Commentary

“If you don’t have a consensus that it’s nonsense, you don’t have a breakthrough.”

I just came across a very interesting passage in a Time article from Nov 04. The passage explains how Burt Rutan came up with the design that won the X Prize. There’s the exhilaration of the “aha!” moment followed by the inevitable skepticism from those who think he’s nuts (which is always so enjoyable in hindsight). The market process is so often described as dog-eat-dog, hyper-competitive Gordon Gekkoism that it’s easy to overlook the creativity inherent in entrepreneurial discovery:

[G]etting a human into space is the easy part; it’s getting them back that causes the real trouble. The friction of the atmosphere, combined with Earth’s gravitational pull, creates an intense and deadly heat.

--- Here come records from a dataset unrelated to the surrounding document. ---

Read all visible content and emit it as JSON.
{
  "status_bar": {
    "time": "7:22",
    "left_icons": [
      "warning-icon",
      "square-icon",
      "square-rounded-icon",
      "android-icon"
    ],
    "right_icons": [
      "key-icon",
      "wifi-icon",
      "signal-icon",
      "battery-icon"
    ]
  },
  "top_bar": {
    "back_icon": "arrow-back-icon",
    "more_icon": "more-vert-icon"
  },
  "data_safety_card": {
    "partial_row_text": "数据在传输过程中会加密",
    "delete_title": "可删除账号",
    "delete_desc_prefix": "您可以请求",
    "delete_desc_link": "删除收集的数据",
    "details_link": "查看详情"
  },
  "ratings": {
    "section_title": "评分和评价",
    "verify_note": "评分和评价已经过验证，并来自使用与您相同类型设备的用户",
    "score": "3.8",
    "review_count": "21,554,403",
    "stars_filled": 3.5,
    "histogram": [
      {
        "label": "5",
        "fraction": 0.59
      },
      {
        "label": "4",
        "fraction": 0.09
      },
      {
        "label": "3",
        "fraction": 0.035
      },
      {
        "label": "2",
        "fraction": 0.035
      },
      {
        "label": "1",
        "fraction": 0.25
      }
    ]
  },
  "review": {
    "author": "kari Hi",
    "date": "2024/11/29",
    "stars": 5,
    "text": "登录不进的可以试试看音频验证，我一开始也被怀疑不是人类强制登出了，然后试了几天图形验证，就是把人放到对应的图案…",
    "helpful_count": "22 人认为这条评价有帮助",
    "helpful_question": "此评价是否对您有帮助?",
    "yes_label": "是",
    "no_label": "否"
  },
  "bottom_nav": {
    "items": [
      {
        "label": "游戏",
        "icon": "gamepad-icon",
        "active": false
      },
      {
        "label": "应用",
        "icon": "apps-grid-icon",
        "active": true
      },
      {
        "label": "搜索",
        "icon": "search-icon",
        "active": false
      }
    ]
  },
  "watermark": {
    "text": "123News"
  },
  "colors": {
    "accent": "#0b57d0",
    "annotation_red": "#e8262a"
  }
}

The space shuttle solved this problem with millions of dollars’ worth of tiles on its underbelly (although, as a shocked world saw last year, that system is not foolproof). Rutan woke up one morning six years ago at his desert home in Mojave, Calif., with a heat-beating idea no one had considered before: Why not build a space plane with wings that hinge up at its highest altitude, creating a feathering effect so it floats gently back to Earth like a shuttlecock in a game of badminton? Rutan quickly sketched out his idea and started showing it around. The reception was muted. Rutan was widely respected in the experimental-plane-building industry, having designed Voyager, the first aircraft to make it around the world nonstop without refueling, which his brother Dick helped fly into the record books in 1986. But the design for SpaceShipOne inspired near universal derision. “When I first saw it, I thought he’d lost his mind,” says Mike Melvill, Rutan’s oldest employee, longtime friend and faithful test pilot. To Rutan, the raised eyebrows proved he was on the right track. “If you don’t have a consensus that it’s nonsense,” says Rutan, “you don’t have a breakthrough.”

Quite a bit different than “Greed is good.”